Charter School Critics Have Potent New Tool to Block Approvals, Renewals

In an effort to portray a far-reaching bill as a compromise between charter schools and teacher unions, Gov. Gavin Newsom invited leaders of both groups as well as state Superintendent of Public Instruction Tony Thurman to recent signing ceremonies for Assembly Bill 1505.

In remarks at the event, Myrna Castrejón, president and CEO of the California Charter Schools Association, asserted that the new law “affirms that high-quality charter schools are here to stay and that the charter model — one that embraces accountability in exchange for the flexibility to innovate — is worth protecting and is of tremendous value to the students we serve.”

But what Newsom and Castrejón sought to depict as a balancing act was instead seen in most news coverage as the biggest blow yet to the California charter school movement, which began slowly in 1992 but now includes 1,300 schools that educate about 660,000 of the state’s K-12 students.

One modification to the original bill by Assemblyman Patrick O’Donnell, D-Long Beach, was a huge win for charter schools. It allows charter applicants and charters seeking renewals to appeal rejections from local school boards to county and state officials. A provision on requiring all charter teachers have formal credentials was revised to give charter schools until 2025 to comply.

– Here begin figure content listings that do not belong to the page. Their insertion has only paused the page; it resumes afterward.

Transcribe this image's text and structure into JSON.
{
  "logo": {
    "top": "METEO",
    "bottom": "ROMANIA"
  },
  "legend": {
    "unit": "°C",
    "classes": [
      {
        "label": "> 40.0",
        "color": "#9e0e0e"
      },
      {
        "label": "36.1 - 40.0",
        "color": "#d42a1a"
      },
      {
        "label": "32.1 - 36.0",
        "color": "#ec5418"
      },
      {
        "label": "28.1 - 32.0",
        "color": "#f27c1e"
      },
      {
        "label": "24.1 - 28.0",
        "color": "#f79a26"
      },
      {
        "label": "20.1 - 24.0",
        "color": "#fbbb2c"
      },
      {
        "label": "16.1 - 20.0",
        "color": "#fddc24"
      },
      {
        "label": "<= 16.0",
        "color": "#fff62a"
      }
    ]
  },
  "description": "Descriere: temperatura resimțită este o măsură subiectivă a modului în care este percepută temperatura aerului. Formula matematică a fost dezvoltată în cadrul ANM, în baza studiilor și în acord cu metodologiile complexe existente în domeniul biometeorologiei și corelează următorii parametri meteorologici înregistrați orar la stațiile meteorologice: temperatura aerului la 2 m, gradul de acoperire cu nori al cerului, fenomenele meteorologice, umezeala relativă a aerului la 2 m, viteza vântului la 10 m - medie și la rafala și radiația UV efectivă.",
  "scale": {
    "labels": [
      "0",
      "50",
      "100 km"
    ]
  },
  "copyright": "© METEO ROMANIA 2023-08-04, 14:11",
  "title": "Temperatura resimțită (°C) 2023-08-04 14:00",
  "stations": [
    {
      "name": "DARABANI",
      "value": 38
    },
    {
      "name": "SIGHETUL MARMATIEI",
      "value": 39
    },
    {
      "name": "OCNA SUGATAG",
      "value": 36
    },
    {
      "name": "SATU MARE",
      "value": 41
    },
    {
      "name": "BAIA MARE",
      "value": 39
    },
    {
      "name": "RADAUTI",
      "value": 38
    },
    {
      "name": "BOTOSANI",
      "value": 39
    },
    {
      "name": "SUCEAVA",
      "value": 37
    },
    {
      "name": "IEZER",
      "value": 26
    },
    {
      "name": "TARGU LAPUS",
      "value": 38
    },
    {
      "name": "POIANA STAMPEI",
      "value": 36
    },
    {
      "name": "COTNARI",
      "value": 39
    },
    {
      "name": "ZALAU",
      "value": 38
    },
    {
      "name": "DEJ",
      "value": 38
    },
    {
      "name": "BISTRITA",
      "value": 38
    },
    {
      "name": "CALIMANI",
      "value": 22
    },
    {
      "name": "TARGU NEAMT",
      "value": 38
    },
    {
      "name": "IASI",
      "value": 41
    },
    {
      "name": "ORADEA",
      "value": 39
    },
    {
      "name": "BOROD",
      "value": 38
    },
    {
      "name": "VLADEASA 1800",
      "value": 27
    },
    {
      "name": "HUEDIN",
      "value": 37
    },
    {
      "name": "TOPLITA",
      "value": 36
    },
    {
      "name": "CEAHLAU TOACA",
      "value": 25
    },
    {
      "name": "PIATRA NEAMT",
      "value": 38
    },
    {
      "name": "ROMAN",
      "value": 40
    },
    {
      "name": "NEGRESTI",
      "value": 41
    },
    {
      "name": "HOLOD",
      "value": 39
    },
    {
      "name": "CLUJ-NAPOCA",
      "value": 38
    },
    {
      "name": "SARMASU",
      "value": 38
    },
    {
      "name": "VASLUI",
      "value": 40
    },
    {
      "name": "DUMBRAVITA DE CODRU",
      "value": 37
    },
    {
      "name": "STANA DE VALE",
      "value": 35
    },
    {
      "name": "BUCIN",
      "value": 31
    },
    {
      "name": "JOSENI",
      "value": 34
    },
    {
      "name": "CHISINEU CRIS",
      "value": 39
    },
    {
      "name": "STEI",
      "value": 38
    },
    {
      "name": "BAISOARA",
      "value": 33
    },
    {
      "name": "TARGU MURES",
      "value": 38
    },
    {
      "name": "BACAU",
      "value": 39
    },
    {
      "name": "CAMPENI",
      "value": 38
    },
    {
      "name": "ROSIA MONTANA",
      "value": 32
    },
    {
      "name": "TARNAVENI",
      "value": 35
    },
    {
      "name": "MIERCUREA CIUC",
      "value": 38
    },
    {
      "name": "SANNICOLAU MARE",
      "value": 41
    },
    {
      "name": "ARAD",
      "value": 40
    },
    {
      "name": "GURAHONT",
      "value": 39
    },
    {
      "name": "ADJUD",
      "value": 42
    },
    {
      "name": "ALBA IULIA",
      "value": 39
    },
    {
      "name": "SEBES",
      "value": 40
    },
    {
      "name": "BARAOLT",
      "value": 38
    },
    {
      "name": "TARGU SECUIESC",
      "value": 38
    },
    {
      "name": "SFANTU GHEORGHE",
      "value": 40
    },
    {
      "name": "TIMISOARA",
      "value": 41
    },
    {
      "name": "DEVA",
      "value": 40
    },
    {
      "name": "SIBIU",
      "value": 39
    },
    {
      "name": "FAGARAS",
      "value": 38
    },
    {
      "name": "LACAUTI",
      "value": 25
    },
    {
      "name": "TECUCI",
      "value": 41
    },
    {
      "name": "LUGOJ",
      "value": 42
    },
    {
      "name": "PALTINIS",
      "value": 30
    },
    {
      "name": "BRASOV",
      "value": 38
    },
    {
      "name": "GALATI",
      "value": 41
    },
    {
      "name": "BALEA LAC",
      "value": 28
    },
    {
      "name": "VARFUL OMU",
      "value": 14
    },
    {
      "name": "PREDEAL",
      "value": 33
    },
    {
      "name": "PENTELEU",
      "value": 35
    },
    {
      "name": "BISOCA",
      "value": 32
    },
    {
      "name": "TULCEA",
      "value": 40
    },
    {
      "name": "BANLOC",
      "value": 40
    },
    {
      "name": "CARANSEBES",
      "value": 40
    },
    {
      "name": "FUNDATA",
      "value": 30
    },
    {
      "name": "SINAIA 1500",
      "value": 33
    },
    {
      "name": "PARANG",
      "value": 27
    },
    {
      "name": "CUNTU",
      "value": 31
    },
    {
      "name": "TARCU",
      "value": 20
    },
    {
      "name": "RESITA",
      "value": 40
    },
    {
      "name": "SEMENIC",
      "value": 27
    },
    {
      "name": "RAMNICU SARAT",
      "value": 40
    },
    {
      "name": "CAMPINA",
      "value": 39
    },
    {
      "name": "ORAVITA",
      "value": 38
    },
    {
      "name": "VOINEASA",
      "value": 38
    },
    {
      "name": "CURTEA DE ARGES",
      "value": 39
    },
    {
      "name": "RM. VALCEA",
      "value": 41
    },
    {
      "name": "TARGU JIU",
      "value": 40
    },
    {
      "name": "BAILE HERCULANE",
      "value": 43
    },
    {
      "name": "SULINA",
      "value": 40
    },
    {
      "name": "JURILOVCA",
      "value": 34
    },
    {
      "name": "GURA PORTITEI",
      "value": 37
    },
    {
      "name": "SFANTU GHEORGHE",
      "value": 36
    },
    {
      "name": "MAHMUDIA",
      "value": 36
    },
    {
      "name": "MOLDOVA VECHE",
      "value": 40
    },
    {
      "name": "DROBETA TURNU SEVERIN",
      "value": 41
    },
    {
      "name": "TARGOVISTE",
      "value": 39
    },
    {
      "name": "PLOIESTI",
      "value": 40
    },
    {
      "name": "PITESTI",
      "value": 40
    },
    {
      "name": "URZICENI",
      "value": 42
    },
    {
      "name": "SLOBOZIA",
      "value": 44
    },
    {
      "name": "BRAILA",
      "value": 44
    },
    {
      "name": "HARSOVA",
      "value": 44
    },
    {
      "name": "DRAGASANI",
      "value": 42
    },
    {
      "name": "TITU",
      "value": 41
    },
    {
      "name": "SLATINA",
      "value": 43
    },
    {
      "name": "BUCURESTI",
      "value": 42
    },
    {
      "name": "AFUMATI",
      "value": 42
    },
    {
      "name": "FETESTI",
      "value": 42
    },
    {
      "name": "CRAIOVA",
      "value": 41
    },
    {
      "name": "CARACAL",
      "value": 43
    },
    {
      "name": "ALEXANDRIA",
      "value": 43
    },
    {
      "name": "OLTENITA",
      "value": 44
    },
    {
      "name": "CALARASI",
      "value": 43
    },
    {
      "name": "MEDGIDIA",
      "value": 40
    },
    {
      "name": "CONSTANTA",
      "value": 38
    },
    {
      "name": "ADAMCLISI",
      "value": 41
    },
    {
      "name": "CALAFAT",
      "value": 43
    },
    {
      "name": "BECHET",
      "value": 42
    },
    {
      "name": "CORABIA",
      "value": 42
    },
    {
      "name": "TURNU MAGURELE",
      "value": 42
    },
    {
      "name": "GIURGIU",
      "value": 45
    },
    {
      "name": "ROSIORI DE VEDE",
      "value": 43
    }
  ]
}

Trustees can cite fiscal concerns in opposing charters

But the single most important part of the new law is the provision most sought by teacher unions and most feared by charter advocates. That is language that allows district boards to reject charters solely on financial grounds.

In an era in which annual school spending has soared — up from about $67 billion in 2014 to a record $102 billion now, a 52 percent increase — it would nominally appear that charters don’t have much to worry about from such a provision. Yet many state school districts are struggling to make ends meet now as much as they did during the Great Recession a decade ago, when state spending plunged nearly 20 percent in a single year.

Analysts say one reason districts are in trouble has to do with the increase in special-education students, who cost significantly more to educate and whose statewide budget got a 21 percent boost in May.

But the main headache is the enormous cost of the Legislature’s 2014 bailout of the California State Teachers’ Retirement System. It mandates that districts increase their CalSTRS payments by 132 percent from 2014-15 to 2020-21. Yet partly because of a significant increase in the number of retiring teachers getting pensions, the actual hit on district budgets over that span is much worse — 196 percent, the Legislative Analyst’s Office said earlier this year.

Pension bailout eating up surge in school funding

This has had the effect of pushing the total cost of compensation to 90 percent or more of the operating budgets in some districts, with by far the state’s largest district — Los Angeles Unified — among the hardest-hit. In May, LAUSD officials warned that a state takeover by 2022 was likely unless voters approved a parcel tax. Voters opposed the tax despite a heavy lobbying campaign. LAUSD’s fiscal reserves may not even cover the next three years unless state education spending keeps going up, district watchers warn.

But the problems are statewide. The state’s Fiscal Crisis & Management Assistance Team — which helps districts in distress — has had to focus on problems in the counties of San Diego, Sacramento, Oakland and more.

In response, a union-led coalition is seeking to qualify a November 2020 ballot measure modifying Proposition 13, the state’s famous 1978 tax-limitation law. It would allow the valuation of commercial properties to go up each year to reflect their value instead of the maximum 2 percent increase allowed under Proposition 13, generating potentially $5 billion or more in new annual funds for schools. 

The coalition had already qualified a similar measure for the 2020 in fall of last year, but decided to withdraw it because of the fear that its harsh potential effects on small businesses would make it a hard sell.